Donnerstag, 31. Januar 2013

Cannabis als Medizin
Tschechien legalisiert die Droge auch für die Parkinson-Therapie
Deutschland legalisierte bereits 2011 THC-haltige Phytopharmaka

Cannabis-Medikament aus dem Jahr 1937
Tschechien hat die Legalisierung von Cannabis zu medizinischen Zwecken beschlossen. Nach einem Beschluss des tschechischen Parlament darf die Droge von Ärzten verschrieben werden, um schwere Krankheiten wie Krebs, Parkinson oder multiple Sklerose zu behandeln. 67 von 74 anwesenden Senatoren im Oberhaus stimmten der Cannabis-Legalisierung zu therapeutischen Zwecken zu.

Das Therapie-Cannabis in Tschechien soll zunächst ein Jahr lang soll aus Israel oder den Niederlanden eingeführt werden; danach werden fünfjährige Lizenzen an Züchter im Land vergeben.

Hanf als Medizin soll bereits die Äbtissin Hildegard von Bingen im 12. Jahrhundert erwähnt haben.

Viele Studien des 20. Jahrhunderts weisen darauf hin, dass arzneiliches Potential in der Schmerztherapie, bei Depressionen und bei vielen Autoimmunerkrankungen, wie beispielsweise Multipler Sklerose, Morbus Crohn vorliegt. Gut dokumentiert und nachgewiesen ist die Wirksamkeit der Cannabis-Bestandteile Δ9Tetrahydrocannabinol (THC) und Cannabidiol (CBD) bei Übelkeit, Erbrechen, und Kachexie (krankhafte Abmagerung).

In Deutschland ist Cannabis seit Mai 2011 „zur Herstellung von Zubereitungen zu medizinischen Zwecken“ verkehrsfähig. Cannabishaltige Fertigarzneimittel (Phytopharmaka) sind verschreibungsfähig.

Zuvor konnten cannabishaltige Arzneimittel nur in begründeten Ausnahmefällen und nach einer entsprechenden Erlaubnis durch das Bundesinstitut für Arzneimittel und Medizinprodukte (BfArM) von betroffenen Patienten zur Anwendung im Rahmen einer medizinisch betreuten und begleiteten Selbsttherapie erworben werden. 2007 wurde solch eine Ausnahmegenehmigung erstmals für eine an Multiple Sklerose erkrankte Patientin erteilt. Vorangegangen war die Legitimation durch das Urteil des Bundessozialgerichtes im Jahr 2005.

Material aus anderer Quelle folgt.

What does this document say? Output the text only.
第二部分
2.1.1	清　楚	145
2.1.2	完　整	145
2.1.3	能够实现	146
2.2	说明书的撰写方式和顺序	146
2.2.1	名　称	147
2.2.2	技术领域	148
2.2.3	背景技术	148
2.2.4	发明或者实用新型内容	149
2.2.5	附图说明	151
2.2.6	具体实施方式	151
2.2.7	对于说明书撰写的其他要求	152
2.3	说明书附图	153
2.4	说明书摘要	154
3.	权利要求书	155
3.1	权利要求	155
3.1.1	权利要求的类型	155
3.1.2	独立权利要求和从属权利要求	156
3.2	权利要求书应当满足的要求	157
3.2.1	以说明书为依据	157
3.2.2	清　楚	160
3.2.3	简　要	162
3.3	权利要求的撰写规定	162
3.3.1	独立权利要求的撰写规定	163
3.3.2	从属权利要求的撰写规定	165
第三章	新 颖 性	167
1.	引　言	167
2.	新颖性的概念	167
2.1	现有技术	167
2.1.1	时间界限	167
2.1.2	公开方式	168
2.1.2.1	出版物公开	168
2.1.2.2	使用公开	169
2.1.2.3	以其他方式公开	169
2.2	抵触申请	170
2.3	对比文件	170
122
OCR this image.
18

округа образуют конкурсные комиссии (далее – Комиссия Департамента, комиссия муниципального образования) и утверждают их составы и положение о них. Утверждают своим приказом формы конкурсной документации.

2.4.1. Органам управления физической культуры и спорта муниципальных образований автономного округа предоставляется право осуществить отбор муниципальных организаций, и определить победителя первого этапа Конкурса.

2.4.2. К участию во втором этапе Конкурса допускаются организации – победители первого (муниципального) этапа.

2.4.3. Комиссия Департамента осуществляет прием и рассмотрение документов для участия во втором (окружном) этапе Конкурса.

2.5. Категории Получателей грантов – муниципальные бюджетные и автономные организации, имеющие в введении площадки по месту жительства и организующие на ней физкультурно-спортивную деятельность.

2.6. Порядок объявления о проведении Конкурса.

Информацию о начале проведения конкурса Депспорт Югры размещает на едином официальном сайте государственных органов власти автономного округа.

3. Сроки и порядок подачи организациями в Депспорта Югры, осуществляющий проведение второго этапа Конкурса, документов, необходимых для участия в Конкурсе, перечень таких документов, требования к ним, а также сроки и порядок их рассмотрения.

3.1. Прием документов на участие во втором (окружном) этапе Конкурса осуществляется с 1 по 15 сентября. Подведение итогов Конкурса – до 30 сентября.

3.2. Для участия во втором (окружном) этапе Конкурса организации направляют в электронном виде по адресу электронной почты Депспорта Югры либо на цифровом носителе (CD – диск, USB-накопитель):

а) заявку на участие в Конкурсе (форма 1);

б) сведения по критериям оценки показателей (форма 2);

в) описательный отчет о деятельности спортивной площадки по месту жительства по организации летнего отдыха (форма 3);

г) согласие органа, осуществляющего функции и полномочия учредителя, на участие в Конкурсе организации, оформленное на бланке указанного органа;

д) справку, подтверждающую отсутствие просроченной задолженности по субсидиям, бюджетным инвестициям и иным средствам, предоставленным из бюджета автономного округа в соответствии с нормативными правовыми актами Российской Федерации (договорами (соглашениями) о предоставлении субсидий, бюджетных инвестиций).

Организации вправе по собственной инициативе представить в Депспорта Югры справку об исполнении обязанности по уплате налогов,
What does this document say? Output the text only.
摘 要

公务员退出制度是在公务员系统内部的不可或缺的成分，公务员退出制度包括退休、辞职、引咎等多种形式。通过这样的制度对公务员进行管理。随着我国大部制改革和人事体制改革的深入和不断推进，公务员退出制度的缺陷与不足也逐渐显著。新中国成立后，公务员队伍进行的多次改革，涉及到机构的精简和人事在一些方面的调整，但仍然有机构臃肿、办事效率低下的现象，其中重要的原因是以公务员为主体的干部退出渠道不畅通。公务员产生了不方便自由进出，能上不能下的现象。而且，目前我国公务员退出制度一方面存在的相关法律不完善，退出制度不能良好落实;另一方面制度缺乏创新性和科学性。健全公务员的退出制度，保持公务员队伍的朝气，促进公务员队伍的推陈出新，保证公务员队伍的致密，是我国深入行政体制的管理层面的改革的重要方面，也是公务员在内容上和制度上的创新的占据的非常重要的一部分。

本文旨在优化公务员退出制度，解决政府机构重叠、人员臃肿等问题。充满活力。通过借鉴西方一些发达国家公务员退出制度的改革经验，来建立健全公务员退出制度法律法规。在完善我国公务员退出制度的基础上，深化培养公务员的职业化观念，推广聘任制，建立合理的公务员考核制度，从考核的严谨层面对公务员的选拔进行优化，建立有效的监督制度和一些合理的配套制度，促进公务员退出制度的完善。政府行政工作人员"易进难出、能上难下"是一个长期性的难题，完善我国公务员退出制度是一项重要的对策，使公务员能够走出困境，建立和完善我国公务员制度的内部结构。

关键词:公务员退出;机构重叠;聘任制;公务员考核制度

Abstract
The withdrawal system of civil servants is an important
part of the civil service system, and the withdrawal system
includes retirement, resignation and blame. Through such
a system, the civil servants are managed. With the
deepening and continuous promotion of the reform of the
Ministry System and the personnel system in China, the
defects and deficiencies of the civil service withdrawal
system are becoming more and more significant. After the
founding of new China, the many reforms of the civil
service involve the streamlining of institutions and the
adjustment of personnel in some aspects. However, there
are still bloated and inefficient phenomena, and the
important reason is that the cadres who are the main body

In Teilen der "alternativen Szene" gibt es Tendenzen, Cannabis als eine "natürliche Antwort" auf die Medikamente der Schulmedizin anzupreisen. Die beschriebenen Wirkungen von Cannabis sind mittlerweile unbestritten. zu bedenken ist aber, dass auch "Naturmedizin" alles andere als nebenwirkungsfrei ist.

Als Nebenwirkungen einer Cannabistherapie können Schwindel, Müdigkeit, Übelkeit, erhöhter Puls („Herzrasen“, Tachykardie), Blutdruckabfall, Mundtrockenheit, Kopfschmerzen, gerötete Augen, psychiatrische Störungen und eine Reihe weiterer unerwünschter Wirkungen auftreten, die auch von der Art der Verabreichung, der Dosis und Therapiedauer sowie einer Vielzahl weiterer Faktoren abhängen.